A new UK parliamentary bill, can strip people of their British citizenship without a prior warning.
Under a proposed rule change, it has been quietly added to the nationality and borders bill. If this bill gets passed, it may open a can of worms.
As per Clause 9, “Notice of decision to deprive a person of citizenship” of the bill, the government is exempted from having to give notice if it is not “reasonably practicable” to do so, or in the interests of diplomatic relations, national security or public interest. It was updated earlier this month.
According to the critics, removing citizenship, as in Shamima Begum case, who had fled the country as a schoolgirl to join Islamic State, is already a contentious power. The scrapping of the requirement for notice would make the powers of home secretary more draconian.

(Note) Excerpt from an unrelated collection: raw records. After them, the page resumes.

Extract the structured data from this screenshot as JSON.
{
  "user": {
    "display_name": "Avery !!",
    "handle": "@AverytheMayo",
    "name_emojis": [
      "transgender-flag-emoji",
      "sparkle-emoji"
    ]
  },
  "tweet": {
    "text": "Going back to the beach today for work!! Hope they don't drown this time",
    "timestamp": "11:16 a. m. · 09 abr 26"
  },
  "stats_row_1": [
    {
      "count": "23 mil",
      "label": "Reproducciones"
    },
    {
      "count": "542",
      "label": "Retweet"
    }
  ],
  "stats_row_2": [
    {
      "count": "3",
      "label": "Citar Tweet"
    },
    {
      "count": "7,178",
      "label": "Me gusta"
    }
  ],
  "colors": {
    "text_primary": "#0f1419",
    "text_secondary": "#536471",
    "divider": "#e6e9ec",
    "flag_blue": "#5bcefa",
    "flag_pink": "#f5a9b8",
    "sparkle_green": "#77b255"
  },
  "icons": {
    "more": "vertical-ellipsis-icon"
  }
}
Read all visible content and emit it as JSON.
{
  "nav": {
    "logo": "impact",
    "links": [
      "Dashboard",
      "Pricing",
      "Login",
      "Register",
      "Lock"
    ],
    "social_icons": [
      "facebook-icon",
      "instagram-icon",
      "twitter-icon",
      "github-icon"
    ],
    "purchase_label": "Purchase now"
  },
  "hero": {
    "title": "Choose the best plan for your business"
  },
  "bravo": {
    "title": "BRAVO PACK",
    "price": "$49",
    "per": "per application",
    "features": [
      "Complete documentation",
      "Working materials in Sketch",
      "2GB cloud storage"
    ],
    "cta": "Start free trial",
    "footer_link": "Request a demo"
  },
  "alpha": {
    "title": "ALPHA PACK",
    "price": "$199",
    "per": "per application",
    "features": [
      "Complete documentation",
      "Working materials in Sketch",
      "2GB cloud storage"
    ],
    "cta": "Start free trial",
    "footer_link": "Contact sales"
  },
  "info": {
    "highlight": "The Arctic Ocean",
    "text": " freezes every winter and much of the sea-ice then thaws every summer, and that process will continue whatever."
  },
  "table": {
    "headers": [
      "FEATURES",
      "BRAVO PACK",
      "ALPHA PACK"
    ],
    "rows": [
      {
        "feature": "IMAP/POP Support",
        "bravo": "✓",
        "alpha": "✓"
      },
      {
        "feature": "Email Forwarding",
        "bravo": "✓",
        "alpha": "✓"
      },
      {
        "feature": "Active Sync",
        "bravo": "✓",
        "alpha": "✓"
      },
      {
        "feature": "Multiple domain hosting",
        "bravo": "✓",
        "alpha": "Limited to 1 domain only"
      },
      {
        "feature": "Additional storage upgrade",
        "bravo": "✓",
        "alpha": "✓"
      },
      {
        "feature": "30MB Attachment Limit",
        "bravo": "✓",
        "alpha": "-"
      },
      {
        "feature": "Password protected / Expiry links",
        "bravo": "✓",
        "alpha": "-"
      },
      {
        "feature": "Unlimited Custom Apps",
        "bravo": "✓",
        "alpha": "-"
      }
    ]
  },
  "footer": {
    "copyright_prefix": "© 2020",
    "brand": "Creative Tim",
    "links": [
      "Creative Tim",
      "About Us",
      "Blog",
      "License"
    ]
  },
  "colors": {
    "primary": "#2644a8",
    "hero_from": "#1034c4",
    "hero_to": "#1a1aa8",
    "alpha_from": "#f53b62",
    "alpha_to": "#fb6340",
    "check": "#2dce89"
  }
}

Frances Webber, vice-chair, Institute of Race Relations, said, “This amendment sends the message that certain citizens, despite being born and brought up in the UK and having no other home, remain migrants in this country. Their citizenship, and therefore all their rights, are precarious and contingent.”
“It builds on previous measures to strip British-born dual nationals (who are mostly from ethnic minorities) of citizenship and to do it while they are abroad, measures used mainly against British Muslims. It unapologetically flouts international human rights obligations and basic norms of fairness,” added Webber.
The Home Office said, “British citizenship is a privilege, not a right. Deprivation of citizenship on conducive grounds is rightly reserved for those, who pose a threat to the UK or whose conduct involves very high harm. The nationality and borders bill will amend the law so citizenship can be deprived where it is not practicable to give notice, for example, if there is no way of communicating with the person.”